2. Prevention of Vandalism and Looting of Archeological Resources on Public Lands Agencies managing public lands must pursue enforcement and prosecution under existing laws.

a. Public land agencies must increase their efforts to prevent violations and to apprehend and prosecute violators. We strongly support the intensified efforts by law enforcement agencies and public prosecutors to eliminate looting and vandalism of archeological resources.

b. Because a knowledge of the extent and nature of archeological resources is necessary for their management and protection, public land agencies must give a high priority to inventory and documentation. We urge Congress to provide the funding necessary for this work. Such inventory should be conducted under the auspices of professionally qualified specialists, as defined by the Society of Professional Archeologists or the Secretary of the Interior.

c. The Sierra Club supports the enactment or strengthening of anti- looting and anti-vandalism laws where they are inadequate.

d. The Sierra Club supports public education concerning the destructive nature of vandalism and looting.

e. The Sierra Club strongly endorses efforts by the American Association of Museums, the International Committee of Museums, the Association of Art Museum Directors, and UNESCO to curb the looting of sites and the transfer of illegally or unethically obtained archeological materials.

3. Prevention of Vandalism and Looting of Archeological Resources on Private Lands The Sierra Club encourages the prohibition of looting and vandalism of archeological resources on private lands. This may be accomplished by tax incentives for landowners (e.g., through conservation easements), through purchase of such lands by governmental or private agencies, or by enacting federal or state legislation (such as is the case with Mexico and Great Britain) protecting all archeological resources whether on public or private lands.

4. Archeological Research in Wilderness Areas Archeological resources within designated wilderness and wilderness study areas must be protected in accordance with applicable laws. Accordingly, professional archeological research in such areas should be allowed, so long as it results in no long-term or irreparable impacts to wilderness attributes.

a. Professional archeological research within wilderness areas should be permitted when and where it has been approved under existing applicable permitting procedures.

b. Archeological excavations in wilderness areas should be small and inconspicuous (except where the archeological resources would be destroyed by natural forces) and should employ techniques that minimize impacts on the surrounding environment and that, to the maximum extent possible, return the site to its previous, natural state. As with all wilderness activities, actions need to be consistent with wilderness management. No surface disturbance shall be allowed where wilderness values outweigh the archeological values.

5. International Archeological Protection The Sierra Club supports and encourages the enactment of legislation and funding of actions that promote the preservation and protection of archeological resources throughout the world.

a.
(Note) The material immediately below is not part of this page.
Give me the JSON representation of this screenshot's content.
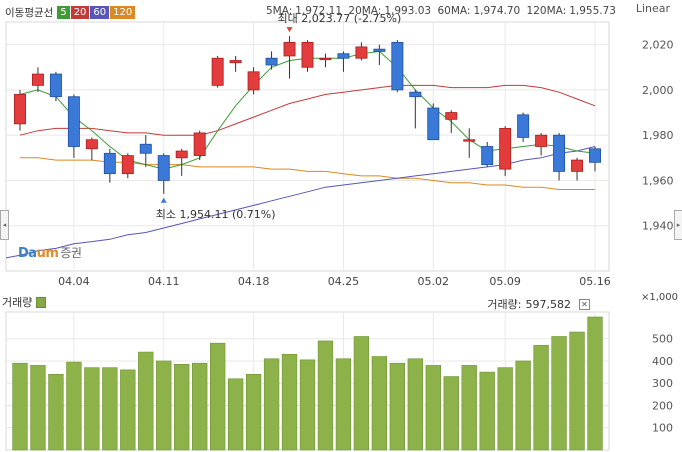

All nations should recognize, preserve and protect their archeological heritage.

b. All governments should support international efforts to eliminate international trade and exchange of illegally acquired antiquities and archeological remains.

c. All nations should avoid activities at home or abroad that will result in adverse impacts on significant archeological resources.

* Significant archeological resources are equivalent to saying that they are eligible for the National Register of Historic Places. Basically, this means that these resources have the capability of yielding scientifically meaningful information about the past people who created them.

Adopted by the Board of Directors, November 11-12, 1989; amended May 17-18, 1997

[The policy on archeological resources in wilderness areas of February 14-15, 1970, is replaced by Section 4 above.]